Par Nicolas MOULIN
Les mantes, groupe fascinant d’insectes qui sont connus de tous pour leur voracité (certains diront leur cannibalisme), sont visibles quasiment partout dans le monde. Seuls les pôles et les milieux d’altitude très élevée n’accueillent pas d’espèces. Ailleurs, elles se rencontrent des déserts africains aux zones humides et relativement vierges des différents grands blocs forestiers de la planète, en passant par les régions tempérées, les montagnes…

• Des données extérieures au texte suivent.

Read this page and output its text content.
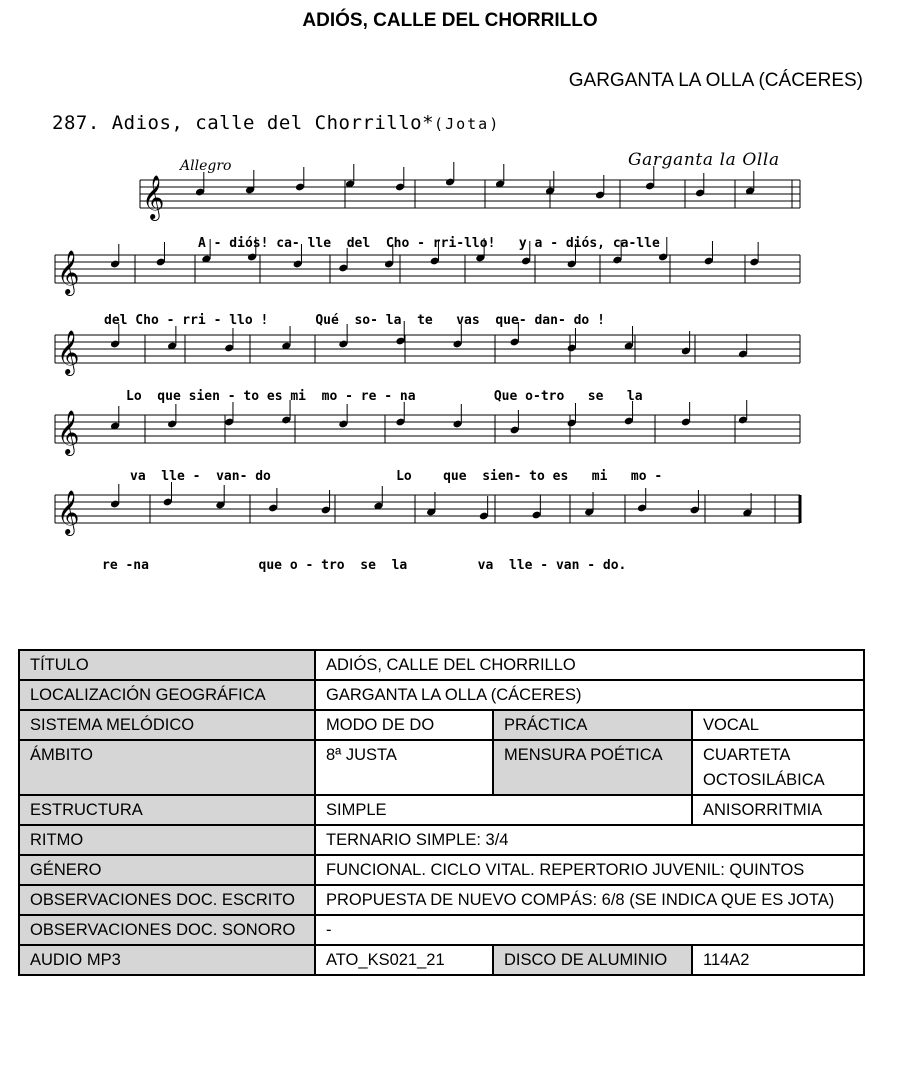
ADIÓS, CALLE DEL CHORRILLO
GARGANTA LA OLLA (CÁCERES)
287. Adios, calle del Chorrillo*(Jota)
Allegro	Garganta la Olla
𝄞
𝄞
𝄞
𝄞
𝄞
A - diós! ca- lle  del  Cho - rri-llo!   y a - diós, ca-lle
del Cho - rri - llo !      Qué  so- la  te   vas  que- dan- do !
Lo  que sien - to es mi  mo - re - na          Que o-tro   se   la
va  lle -  van- do                Lo    que  sien- to es   mi   mo -
re -na              que o - tro  se  la         va  lle - van - do.
TÍTULO	ADIÓS, CALLE DEL CHORRILLO		
LOCALIZACIÓN GEOGRÁFICA	GARGANTA LA OLLA (CÁCERES)		
SISTEMA MELÓDICO	MODO DE DO	PRÁCTICA	VOCAL
ÁMBITO	8ª JUSTA	MENSURA POÉTICA	CUARTETA OCTOSILÁBICA
ESTRUCTURA	SIMPLE		ANISORRITMIA
RITMO	TERNARIO SIMPLE: 3/4		
GÉNERO	FUNCIONAL. CICLO VITAL. REPERTORIO JUVENIL: QUINTOS		
OBSERVACIONES DOC. ESCRITO	PROPUESTA DE NUEVO COMPÁS: 6/8 (SE INDICA QUE ES JOTA)		
OBSERVACIONES DOC. SONORO	-		
AUDIO MP3	ATO_KS021_21	DISCO DE ALUMINIO	114A2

Les mantes sont les plus diversifiées en Afrique (plus de 900 espèces décrites), puis en Asie (plus de 550 espèces), en Amérique (plus de 420 espèces), en Océanie (plus de 165 espèces), enfin en Europe (avec environ 25 espèces). En France métropolitaine, il est possible d’en observer 8 espèces, dont la plus connue est Mantis religiosa (Mantidae), visible du sud au nord de l’Hexagone (photo ci-contre).
Ressemblante, mais beaucoup plus méridionale, Iris oratoria (famille des Tarachodidae) est remarquable avec ses patterns de couleurs sur les ailes postérieures. Complètement différente, Empusa pennata (Empusidae), aussi appelé le « diablotin », constitue souvent une figure emblématique dans les ouvrages et revues de nature avec son cône céphalique, ses longues pattes et ses multiples extensions foliacées situées un peu partout sur son corps.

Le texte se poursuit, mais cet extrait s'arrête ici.